Anyone read Tamil?

Mysore is about 500 km west of Chennai; I think they slow the train route down so that you arrive in the morning, rather than the middle of the night. I woke up about an hour before we arrived, in part because I’m just slightly too tall for the bunk. As people walked up and down the aisle to reach the bathroom, they would brush my toes ever so slightly. A creepy, creepy feeling. I tried to curl up enough for my toes to be out of reach, which didn't work so well. So I got up and walked down the car to the open door to watch the countryside go by.
We reached the train station and walked down to the main road to find some breakfast and directions. We sat down at a local place and had masala dosa and a nice coffee for breakfast. John had laid out a bit of an itinerary for us to see temples in Srinangapatnam. I’m not up on the history of the temples, the Mysore battles led by Tipu Sultan and his defeat by the British, but John did great write up on his blog [here].
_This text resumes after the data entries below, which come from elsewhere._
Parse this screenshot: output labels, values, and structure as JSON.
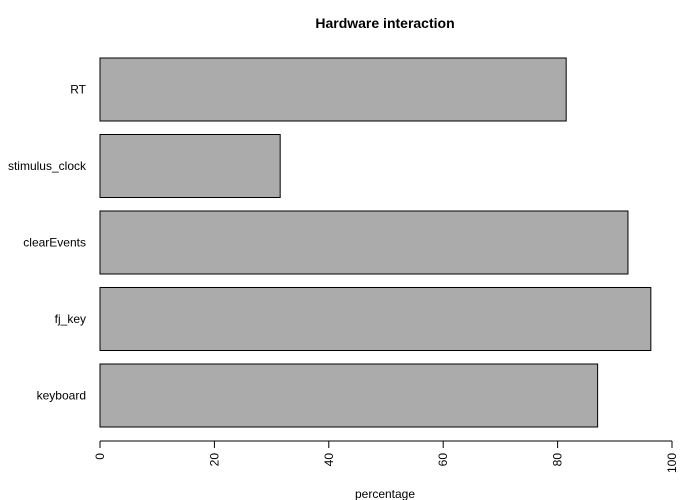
{
  "chart_data": {
    "type": "bar",
    "orientation": "horizontal",
    "title": "Hardware interaction",
    "xlabel": "percentage",
    "ylabel": "",
    "categories": [
      "RT",
      "stimulus_clock",
      "clearEvents",
      "fj_key",
      "keyboard"
    ],
    "values": [
      81.5,
      31.5,
      92.3,
      96.3,
      87.0
    ],
    "xlim": [
      0,
      100
    ],
    "x_ticks": [
      "0",
      "20",
      "40",
      "60",
      "80",
      "100"
    ],
    "bar_color": "#ABABAB",
    "bar_border_color": "#000000",
    "grid": false,
    "legend": "none"
  }
}
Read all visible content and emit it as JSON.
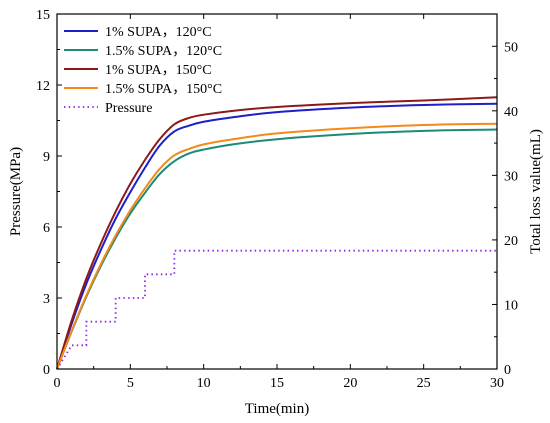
{
  "chart_data": {
    "type": "line",
    "title": "",
    "xlabel": "Time(min)",
    "ylabel_left": "Pressure(MPa)",
    "ylabel_right": "Total loss value(mL)",
    "xlim": [
      0,
      30
    ],
    "ylim_left": [
      0,
      15
    ],
    "ylim_right": [
      0,
      55
    ],
    "x_ticks": [
      "0",
      "5",
      "10",
      "15",
      "20",
      "25",
      "30"
    ],
    "y_left_ticks": [
      "0",
      "3",
      "6",
      "9",
      "12",
      "15"
    ],
    "y_right_ticks": [
      "0",
      "10",
      "20",
      "30",
      "40",
      "50"
    ],
    "grid": false,
    "legend_position": "top-left",
    "series": [
      {
        "name": "1% SUPA，120°C",
        "axis": "right",
        "color": "#1f1fc8",
        "style": "solid",
        "x": [
          0,
          1,
          2,
          3,
          4,
          5,
          6,
          7,
          8,
          9,
          10,
          12,
          15,
          20,
          25,
          30
        ],
        "y": [
          0,
          7,
          13.2,
          18.5,
          23.3,
          27.4,
          31.2,
          34.6,
          36.8,
          37.7,
          38.3,
          39.0,
          39.8,
          40.5,
          40.9,
          41.1
        ]
      },
      {
        "name": "1.5% SUPA，120°C",
        "axis": "right",
        "color": "#1a8a7a",
        "style": "solid",
        "x": [
          0,
          1,
          2,
          3,
          4,
          5,
          6,
          7,
          8,
          9,
          10,
          12,
          15,
          20,
          25,
          30
        ],
        "y": [
          0,
          5.8,
          11.2,
          16.0,
          20.3,
          24.1,
          27.3,
          30.2,
          32.2,
          33.4,
          34.0,
          34.8,
          35.6,
          36.4,
          36.9,
          37.1
        ]
      },
      {
        "name": "1% SUPA，150°C",
        "axis": "right",
        "color": "#8b1a1a",
        "style": "solid",
        "x": [
          0,
          1,
          2,
          3,
          4,
          5,
          6,
          7,
          8,
          9,
          10,
          12,
          15,
          20,
          25,
          30
        ],
        "y": [
          0,
          7.5,
          14.0,
          19.5,
          24.4,
          28.7,
          32.4,
          35.6,
          37.9,
          38.9,
          39.4,
          40.0,
          40.6,
          41.2,
          41.6,
          42.1
        ]
      },
      {
        "name": "1.5% SUPA，150°C",
        "axis": "right",
        "color": "#f28a1c",
        "style": "solid",
        "x": [
          0,
          1,
          2,
          3,
          4,
          5,
          6,
          7,
          8,
          9,
          10,
          12,
          15,
          20,
          25,
          30
        ],
        "y": [
          0,
          5.9,
          11.4,
          16.3,
          20.7,
          24.6,
          28.0,
          31.0,
          33.1,
          34.1,
          34.8,
          35.6,
          36.5,
          37.3,
          37.8,
          38.0
        ]
      },
      {
        "name": "Pressure",
        "axis": "left",
        "color": "#8a2be2",
        "style": "dotted",
        "step": true,
        "x": [
          0,
          1,
          1,
          2,
          2,
          4,
          4,
          6,
          6,
          8,
          8,
          30
        ],
        "y": [
          0,
          1,
          1,
          1,
          2,
          2,
          3,
          3,
          4,
          4,
          5,
          5
        ]
      }
    ]
  }
}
Kids playing in a dungeon that formerly housed British soldiers

The autowallah's shy daughter
Mysore is at least 10 degrees cooler than Chennai, so we decided to go enjoy the breeze on a rooftop restaurant with a tall, cold kingfisher. Ordering a beer at a restaurant in Chennai is a bit trickier. I think the city's conservative character makes liquor licenses somewhat difficult to come by, and women don't commonly drink either. [More to come on adjusting to gender roles in later posts.]
The next morning we got up early to climb the 1000 steps to a shrine on Chaumundi hill, visited the bizarre Godly museum, saw more shrines and temples, went to the Maharajah’s palace and checked out some market stalls. Sunday night we took the overnight train back to Chennai. Three bunks each made for a slightly less comfy ride home than the ride there, but we made it back in one piece. I think my next weekend trip will be to Pondicherry – the small French outpost a few hours away from Chennai. Cheese! Wine! Yay!
A few photos from the Mysore trip are below, and more are on my flickr photostream.

The Maharajah's palace at night

Chaumundi Hill


Cows selling sodas and water

Selling dry paints in the market
1 comment:
It's great you have all these guys to go on trips with.